Newspaper reports citing sources in the Mexican government and at the Cuban embassy say that Mexico is likely to vote in favor of a resolution being presented in Geneva by a group of Latin American nations. The resolution would call for sending a special U.N. representative to the island nation to report on the human rights situation there.

A similar resolution was approved last year, with Mexico for the first time voting in favor, but the government of Cuban President Fidel Castro refused to allow any representative into the country and denounced the vote in Geneva as unfair. President Castro took special aim at Mexico and its then Foreign Minister, Jorge Castaneda, for what he viewed as betrayal.

Mr. Castaneda resigned earlier this year and it was widely expected that Mexico would abstain at this year's session in Geneva. Opposition senators, in fact, have called on the Fox government to abstain, citing what they call Mexico's tradition of non-intervention.

But the Fox government issued a statement on Monday condemning the Cuban government's execution of three men on Friday after a summary trial in which they were convicted of hijacking a ferry boat. No one was injured in the incident, but it was the third case in a two-week period in which Cubans seeking to leave the country had attempted a hijacking.

The execution of the three men came on the heels of a crackdown on dissidents in which dozens of political activists, independent journalists and supporters of an open, democratic system were rounded up, given summary trials and sentenced to as much as 27 years in prison.

Cuba's most prominent human rights activist, Elizardo Sanchez, has called the crackdown the worst act of repression in Cuba's history.

The executions and the suppression of dissent have drawn condemnation from foreign governments and human rights organizations worldwide.

On Monday, one of the most prominent European defenders of Cuba's system, Nobel Prize-winning Portuguese author Jose Saramago, published a letter expressing bitter criticism of the Castro government for executing the three accused hijackers.

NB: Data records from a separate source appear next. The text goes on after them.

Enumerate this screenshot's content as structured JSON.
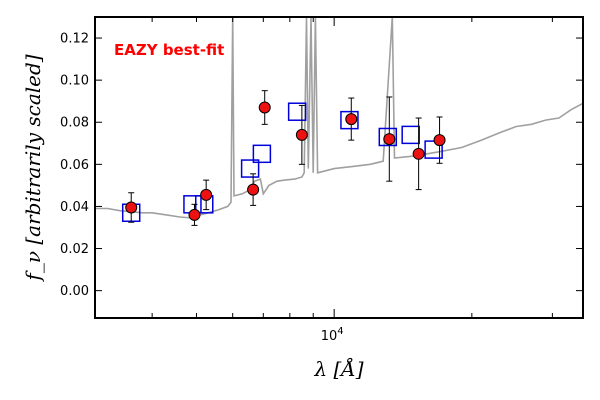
{
  "chart_data": {
    "type": "scatter",
    "title": "",
    "annotation": {
      "text": "EAZY best-fit",
      "color": "#ff0000"
    },
    "xlabel": "λ [Å]",
    "ylabel": "f_ν [arbitrarily scaled]",
    "x_scale": "log",
    "x_range": [
      3000,
      35000
    ],
    "ylim": [
      -0.013,
      0.13
    ],
    "x_tick_labels": [
      {
        "value": 10000,
        "base": "10",
        "exponent": "4"
      }
    ],
    "y_tick_labels": [
      "0.00",
      "0.02",
      "0.04",
      "0.06",
      "0.08",
      "0.10",
      "0.12"
    ],
    "y_ticks": [
      0.0,
      0.02,
      0.04,
      0.06,
      0.08,
      0.1,
      0.12
    ],
    "grid": false,
    "legend": "none",
    "series": [
      {
        "kind": "line",
        "color": "#a0a0a0",
        "points": [
          [
            3000,
            0.039
          ],
          [
            3200,
            0.039
          ],
          [
            3400,
            0.038
          ],
          [
            3600,
            0.0375
          ],
          [
            3800,
            0.037
          ],
          [
            4000,
            0.037
          ],
          [
            4300,
            0.036
          ],
          [
            4600,
            0.035
          ],
          [
            4900,
            0.0345
          ],
          [
            5100,
            0.036
          ],
          [
            5300,
            0.037
          ],
          [
            5600,
            0.0385
          ],
          [
            5850,
            0.04
          ],
          [
            5950,
            0.042
          ],
          [
            6000,
            0.13
          ],
          [
            6040,
            0.045
          ],
          [
            6300,
            0.046
          ],
          [
            6550,
            0.048
          ],
          [
            6700,
            0.052
          ],
          [
            6900,
            0.053
          ],
          [
            7000,
            0.046
          ],
          [
            7200,
            0.05
          ],
          [
            7500,
            0.052
          ],
          [
            7800,
            0.0525
          ],
          [
            8200,
            0.053
          ],
          [
            8500,
            0.054
          ],
          [
            8600,
            0.056
          ],
          [
            8700,
            0.13
          ],
          [
            8780,
            0.058
          ],
          [
            8900,
            0.13
          ],
          [
            9000,
            0.056
          ],
          [
            9100,
            0.13
          ],
          [
            9200,
            0.056
          ],
          [
            9600,
            0.057
          ],
          [
            10000,
            0.058
          ],
          [
            11000,
            0.059
          ],
          [
            12000,
            0.06
          ],
          [
            12800,
            0.0615
          ],
          [
            13400,
            0.13
          ],
          [
            13550,
            0.063
          ],
          [
            15000,
            0.064
          ],
          [
            17000,
            0.066
          ],
          [
            19000,
            0.068
          ],
          [
            21000,
            0.0715
          ],
          [
            23000,
            0.075
          ],
          [
            25000,
            0.078
          ],
          [
            27000,
            0.079
          ],
          [
            29000,
            0.081
          ],
          [
            31000,
            0.082
          ],
          [
            33000,
            0.086
          ],
          [
            35000,
            0.089
          ]
        ]
      },
      {
        "kind": "squares",
        "color": "#0000dd",
        "points": [
          [
            3600,
            0.037
          ],
          [
            4900,
            0.041
          ],
          [
            5200,
            0.041
          ],
          [
            6550,
            0.058
          ],
          [
            6950,
            0.065
          ],
          [
            8300,
            0.085
          ],
          [
            10800,
            0.081
          ],
          [
            13100,
            0.073
          ],
          [
            14700,
            0.074
          ],
          [
            16500,
            0.067
          ]
        ]
      },
      {
        "kind": "points_with_errors",
        "color": "#ee1111",
        "points": [
          {
            "x": 3600,
            "y": 0.0395,
            "err": 0.007
          },
          {
            "x": 4950,
            "y": 0.036,
            "err": 0.005
          },
          {
            "x": 5250,
            "y": 0.0455,
            "err": 0.007
          },
          {
            "x": 6650,
            "y": 0.048,
            "err": 0.0075
          },
          {
            "x": 7050,
            "y": 0.087,
            "err": 0.008
          },
          {
            "x": 8500,
            "y": 0.074,
            "err": 0.014
          },
          {
            "x": 10900,
            "y": 0.0815,
            "err": 0.01
          },
          {
            "x": 13200,
            "y": 0.072,
            "err": 0.02
          },
          {
            "x": 15300,
            "y": 0.065,
            "err": 0.017
          },
          {
            "x": 17000,
            "y": 0.0715,
            "err": 0.011
          }
        ]
      }
    ]
  }
}
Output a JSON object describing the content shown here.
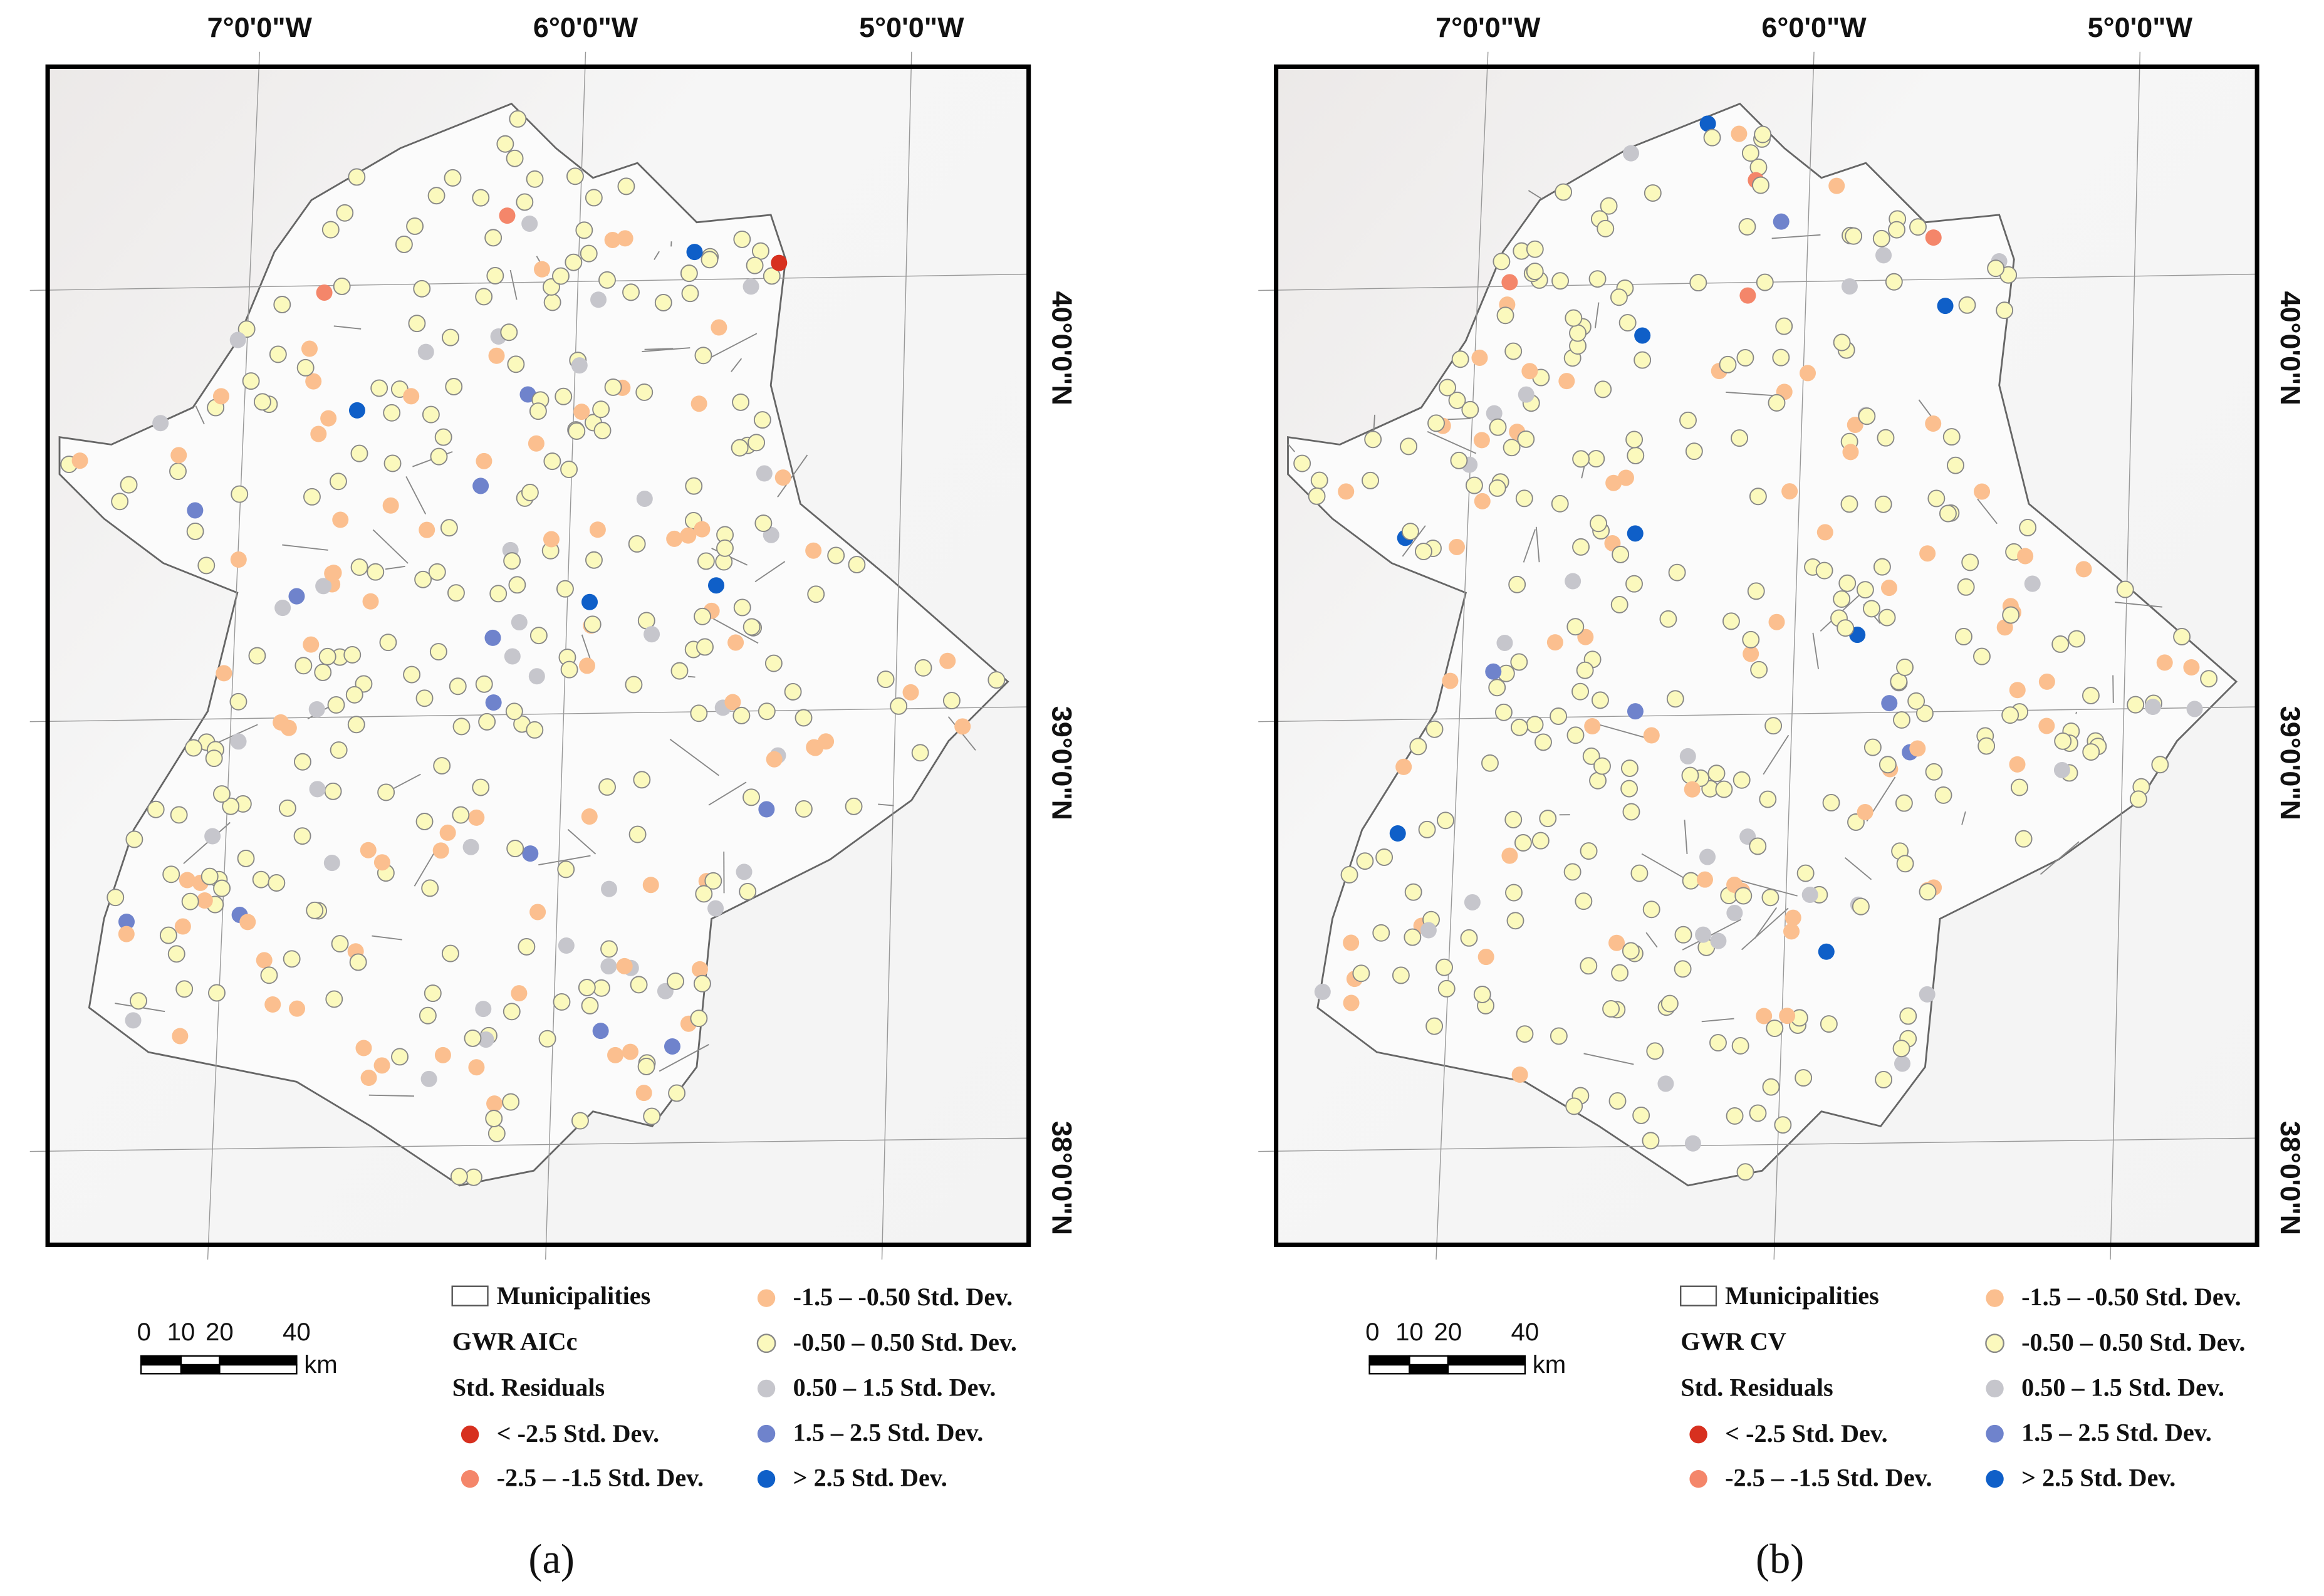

In the letter, Mr. Saramago said, "Cuba has won no victory by executing these three men, but it has lost my confidence, damaged my hopes, robbed me of my illusions."

The European Union, which opened a mission in Havana earlier this year, has also criticized the executions, as have the foreign ministries of most European countries. The resolution being presented at the U.N. Human Rights Commission in Geneva is sponsored by Peru, Uruguay, Costa Rica and Nicaragua. The original draft only called for sending a U.N. representative to Cuba, but there are indications that these nations may be modifying the draft to make a stronger statement condemning Cuba's recent wave of repression.